He was past sixty and had a Michael Angelo's Moses beard curling down from the head of a satyr along the body of an imp. Behrman was a failure in art. Forty years he had wielded the brush without getting near enough to touch the hem of his Mistress's robe. He had been always about to paint a masterpiece, but had never yet begun it.

Behrman is old by early twentieth-century standards, having a prodigious beard like the one on Michelangelo’s Moses sculpture. The narrator links Behrman to one of history’s greatest artists, though not in talent so much as in terms of his physical likeness to the great master’s work. The narrator also compares him to a satyr, which is a lustful and drunken hybrid of man and goat that comes from Greek mythology. The narrator also compares Behrman to another mythical figure: a small and mischievous creature known as an imp. These comparisons suggest that Behrman has a wicked side.

As a failed artist, Behrman has not even come close to achieving his masterpiece. Art is Behrman’s “Mistress,” which is to say a woman who holds power or authority. Though he has tried to approach his mistress, he’s not come near enough even to touch “her” robe. In other words, he’s failed to produce the masterpiece he’s always dreamed of making.

It’s also worth noting that the narrator’s use of the phrase “touch the hem” alludes to a New Testament story in the Bible. In Mark 5:21–34, a terminally ill woman believes that by touching Jesus’s robe she will be healed and restored to her community, which has cast her out because of her disease. The allusion suggests that Behrman is like the woman. His illness is his lack of artistic inspiration, and he is an outcast by successful artists because of it.

“Vass!” he cried. “Is dere people in de world mit der foolishness to die because leafs dey drop off from a confounded vine?

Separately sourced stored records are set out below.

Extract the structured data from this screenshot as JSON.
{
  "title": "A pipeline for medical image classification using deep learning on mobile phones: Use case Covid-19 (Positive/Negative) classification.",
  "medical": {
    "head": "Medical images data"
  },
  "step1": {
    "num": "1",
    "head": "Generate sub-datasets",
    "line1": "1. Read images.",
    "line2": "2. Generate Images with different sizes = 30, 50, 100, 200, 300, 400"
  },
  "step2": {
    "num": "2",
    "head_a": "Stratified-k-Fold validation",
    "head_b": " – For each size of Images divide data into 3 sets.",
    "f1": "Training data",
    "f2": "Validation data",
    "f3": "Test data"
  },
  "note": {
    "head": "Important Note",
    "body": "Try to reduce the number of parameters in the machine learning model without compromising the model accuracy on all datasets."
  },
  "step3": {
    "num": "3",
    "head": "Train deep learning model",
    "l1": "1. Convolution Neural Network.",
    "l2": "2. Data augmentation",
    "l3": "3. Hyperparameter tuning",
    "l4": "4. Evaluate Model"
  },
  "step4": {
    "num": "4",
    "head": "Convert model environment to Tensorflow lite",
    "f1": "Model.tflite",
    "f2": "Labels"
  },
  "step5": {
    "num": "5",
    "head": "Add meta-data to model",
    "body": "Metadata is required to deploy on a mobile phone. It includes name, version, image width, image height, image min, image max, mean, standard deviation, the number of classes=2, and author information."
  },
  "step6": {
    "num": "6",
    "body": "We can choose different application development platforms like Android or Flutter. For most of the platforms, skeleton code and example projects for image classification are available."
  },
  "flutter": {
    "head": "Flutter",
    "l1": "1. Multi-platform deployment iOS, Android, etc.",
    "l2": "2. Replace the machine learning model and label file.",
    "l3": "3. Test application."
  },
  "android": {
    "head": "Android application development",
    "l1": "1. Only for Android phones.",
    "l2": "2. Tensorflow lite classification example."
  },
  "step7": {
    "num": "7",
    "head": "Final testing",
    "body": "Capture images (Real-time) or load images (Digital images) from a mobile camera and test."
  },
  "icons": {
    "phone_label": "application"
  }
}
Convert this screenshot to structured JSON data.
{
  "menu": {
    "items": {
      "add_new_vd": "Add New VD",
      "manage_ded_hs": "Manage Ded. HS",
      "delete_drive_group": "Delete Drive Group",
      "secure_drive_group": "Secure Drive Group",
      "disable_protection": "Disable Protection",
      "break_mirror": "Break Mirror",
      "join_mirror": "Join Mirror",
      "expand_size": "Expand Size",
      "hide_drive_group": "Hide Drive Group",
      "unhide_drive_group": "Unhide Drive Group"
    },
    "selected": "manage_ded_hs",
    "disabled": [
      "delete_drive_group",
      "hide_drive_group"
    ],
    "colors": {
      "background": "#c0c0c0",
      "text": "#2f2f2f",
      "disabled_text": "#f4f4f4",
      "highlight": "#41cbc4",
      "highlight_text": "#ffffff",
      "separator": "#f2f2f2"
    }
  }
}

I haf not heard of such a thing. No, I will not bose as a model for your fool hermit-dunderhead. Vy do you allow dot silly pusiness to come in der prain of her? Ach, dot poor leetle Miss Yohnsy.”

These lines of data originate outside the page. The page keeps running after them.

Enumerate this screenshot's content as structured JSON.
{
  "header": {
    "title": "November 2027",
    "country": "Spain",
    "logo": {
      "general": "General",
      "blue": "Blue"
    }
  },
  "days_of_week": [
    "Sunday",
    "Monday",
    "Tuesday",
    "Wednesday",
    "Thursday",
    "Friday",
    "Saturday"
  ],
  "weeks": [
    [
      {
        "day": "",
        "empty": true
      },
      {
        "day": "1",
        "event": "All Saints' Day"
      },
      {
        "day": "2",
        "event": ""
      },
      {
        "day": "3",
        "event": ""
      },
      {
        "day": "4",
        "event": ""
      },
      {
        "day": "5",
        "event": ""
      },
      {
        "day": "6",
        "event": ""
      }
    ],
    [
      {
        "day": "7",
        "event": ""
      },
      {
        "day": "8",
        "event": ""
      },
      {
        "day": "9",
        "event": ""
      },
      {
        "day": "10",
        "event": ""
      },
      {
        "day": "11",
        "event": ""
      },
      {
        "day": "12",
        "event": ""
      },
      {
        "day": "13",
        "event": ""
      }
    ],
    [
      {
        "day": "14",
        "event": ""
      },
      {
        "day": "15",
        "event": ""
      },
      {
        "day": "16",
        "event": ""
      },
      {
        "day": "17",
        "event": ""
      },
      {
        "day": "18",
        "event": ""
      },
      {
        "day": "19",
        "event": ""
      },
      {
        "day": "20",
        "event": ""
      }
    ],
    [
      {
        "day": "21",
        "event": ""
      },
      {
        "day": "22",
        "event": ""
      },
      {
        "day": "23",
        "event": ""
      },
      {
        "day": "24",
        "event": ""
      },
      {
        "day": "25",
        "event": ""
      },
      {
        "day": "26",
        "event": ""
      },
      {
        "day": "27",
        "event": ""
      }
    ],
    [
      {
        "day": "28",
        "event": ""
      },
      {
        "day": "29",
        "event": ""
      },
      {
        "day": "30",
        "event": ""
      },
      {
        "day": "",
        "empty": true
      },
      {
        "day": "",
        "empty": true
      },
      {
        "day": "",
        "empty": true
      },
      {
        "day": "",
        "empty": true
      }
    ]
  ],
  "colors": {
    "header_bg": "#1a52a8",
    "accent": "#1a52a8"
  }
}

Sue has informed Behrman of Johnsy’s illness and her lack of will to live. O. Henry uses dialect in Behrman’s response to create humor and to suggest that Behrman is a European immigrant. In the late nineteenth and early twentieth centuries, the eastern United States experienced a great wave of European immigrants. Steamships made immigration faster and cheaper than ever before. New immigrants were often a target for humorists.

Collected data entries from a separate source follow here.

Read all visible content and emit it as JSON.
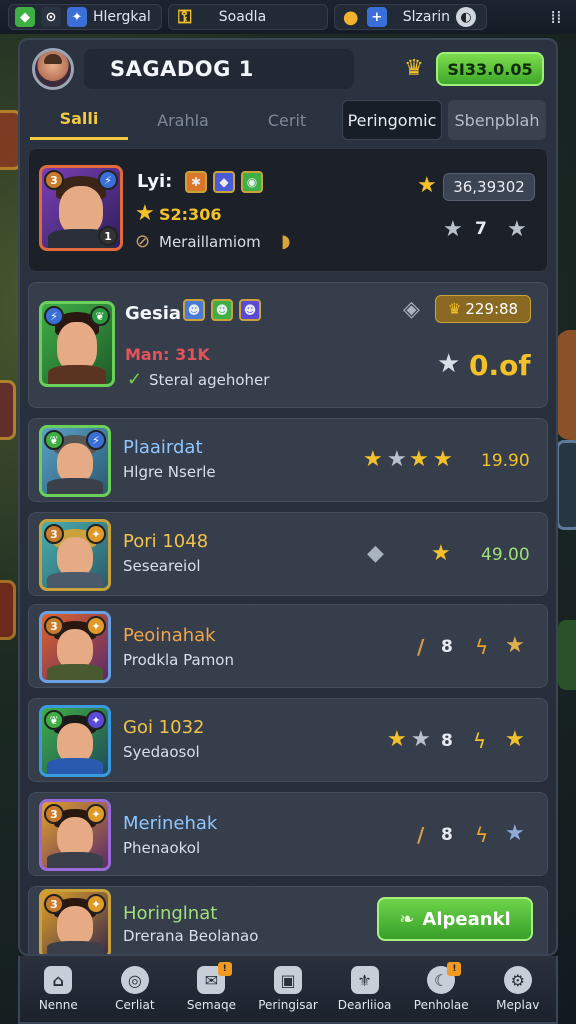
{
  "topbar": {
    "chips": [
      {
        "icon": "gem-icon",
        "label": "Hlergkal"
      },
      {
        "icon": "key-icon",
        "label": "Soadla"
      },
      {
        "icon": "plus-icon",
        "label": "Slzarin"
      }
    ],
    "menu_icon": "dots-grid-icon"
  },
  "header": {
    "title": "SAGADOG 1",
    "cash_value": "SI33.0.05"
  },
  "tabs": [
    "Salli",
    "Arahla",
    "Cerit",
    "Peringomic",
    "Sbenpblah"
  ],
  "featured": {
    "name": "Lyi:",
    "stat": "S2:306",
    "meta": "Meraillamiom",
    "value": "36,39302",
    "count": "7"
  },
  "second": {
    "name": "Gesia",
    "main": "Man: 31K",
    "desc": "Steral agehoher",
    "value": "229:88",
    "rating": "0.of"
  },
  "rows": [
    {
      "name": "Plaairdat",
      "sub": "Hlgre Nserle",
      "value": "19.90",
      "name_color": "#8fc6ff"
    },
    {
      "name": "Pori 1048",
      "sub": "Seseareiol",
      "value": "49.00",
      "name_color": "#f1c24a"
    },
    {
      "name": "Peoinahak",
      "sub": "Prodkla Pamon",
      "value": "",
      "name_color": "#f3a54a"
    },
    {
      "name": "Goi 1032",
      "sub": "Syedaosol",
      "value": "8",
      "name_color": "#f1c24a"
    },
    {
      "name": "Merinehak",
      "sub": "Phenaokol",
      "value": "8",
      "name_color": "#8fc6ff"
    },
    {
      "name": "Horinglnat",
      "sub": "Drerana Beolanao",
      "value": "",
      "name_color": "#9fe07a"
    }
  ],
  "row3_count": "8",
  "row_action": "Alpeankl",
  "nav": [
    "Nenne",
    "Cerliat",
    "Semaqe",
    "Peringisar",
    "Dearliioa",
    "Penholae",
    "Meplav"
  ]
}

Additionally, Behrman expresses a pragmatic attitude, thinking that Johnsy is foolish and silly to let her imagination rob her of the will to live. Perhaps this view of imagination is what prevents Behrman from painting his masterpiece. Yet, he shows his tenderness for “dot poor little Miss Yohnsy.” Although O. Henry uses Behrman’s dialect for humor, he also humanizes his character as sympathetic and self-sacrificing.